Monday, March 11, 2013

UAH Global Studies Forum!




On Wednesday, March 20, at 7pm in the Wilson Hall Theatre, Dr. Astrid M. Eckert of Emory University will discuss the history of West Germany during the Cold War by focusing on its most sensitive geographical space, the border with its ideological adversary, socialist East Germany. The Iron Curtain is commonly discussed in relation to the history of the GDR; after all, it constituted the most damning evidence of the GDR’s lack of political legitimacy. But the inter-German border did not only affect life in East Germany. In splitting a previously unified polity and territory, the new boundary also had social, economic and political ramifications on its western side. How did West Germans relate to 

 and interact with the ever more fortified border on the country’s eastern edge? The lecture explores the emergence of borderlands where none had existed before, examines the Iron Curtain as tourist attraction and considers the varied impact of the border on the surrounding landscape. In all these ways, the inter-German border at the periphery of the Federal Republic proved central to the historical development of the new West German state.

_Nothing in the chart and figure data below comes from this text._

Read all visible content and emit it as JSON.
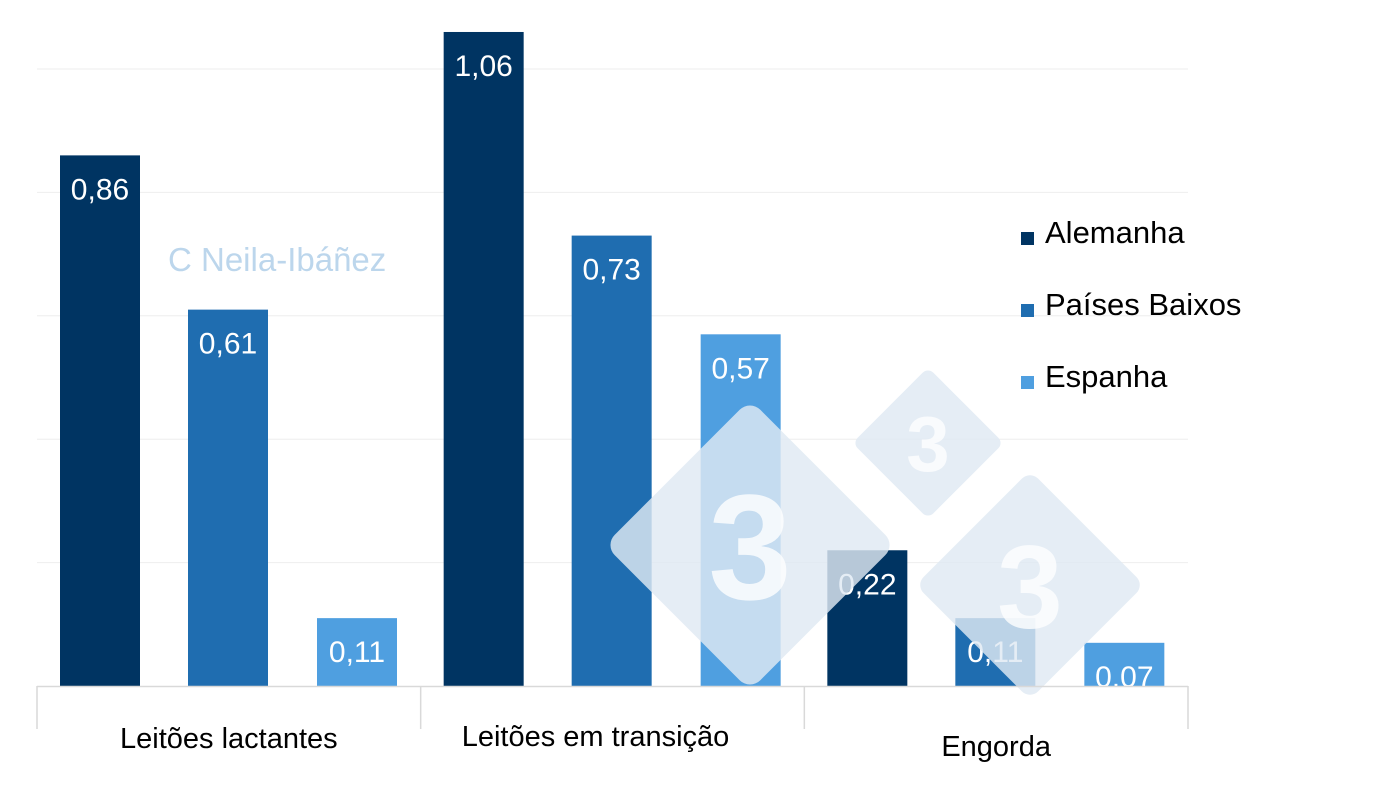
{
  "chart_data": {
    "type": "bar",
    "title": "",
    "xlabel": "",
    "ylabel": "",
    "ylim": [
      0,
      1.06
    ],
    "grid": true,
    "legend_position": "right",
    "categories": [
      "Leitões lactantes",
      "Leitões em transição",
      "Engorda"
    ],
    "series": [
      {
        "name": "Alemanha",
        "color": "#003462",
        "values": [
          0.86,
          1.06,
          0.22
        ],
        "labels": [
          "0,86",
          "1,06",
          "0,22"
        ]
      },
      {
        "name": "Países Baixos",
        "color": "#1f6db0",
        "values": [
          0.61,
          0.73,
          0.11
        ],
        "labels": [
          "0,61",
          "0,73",
          "0,11"
        ]
      },
      {
        "name": "Espanha",
        "color": "#4f9fe0",
        "values": [
          0.11,
          0.57,
          0.07
        ],
        "labels": [
          "0,11",
          "0,57",
          "0,07"
        ]
      }
    ]
  },
  "watermark": {
    "text": "C Neila-Ibáñez",
    "logo_text": "3",
    "logo_color": "#dfe9f3"
  }
}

Dr. Astrid M. Eckert is an Associate Professor of Modern European History at Emory University in Atlanta. (M.A., University of Michigan, 1995; M.A. Free University Berlin, 1998; Dr. phil. Free University Berlin, 2003). Before moving to Emory, she was a Research Fellow at the German Historical Institute (GHI) in Washington, D. C. (2002-2005). She earned her PhD at Free University Berlin and has published The Struggle for the Files. The Western Allies and the Return of German Archives after the Second World War with Cambridge University Press (2012) which had previously appeared in German with Steiner Verlag Stuttgart. Most recently, she was a Fellow at the American Academy in Berlin. Her latest book project focuses on the history of the inter-German border.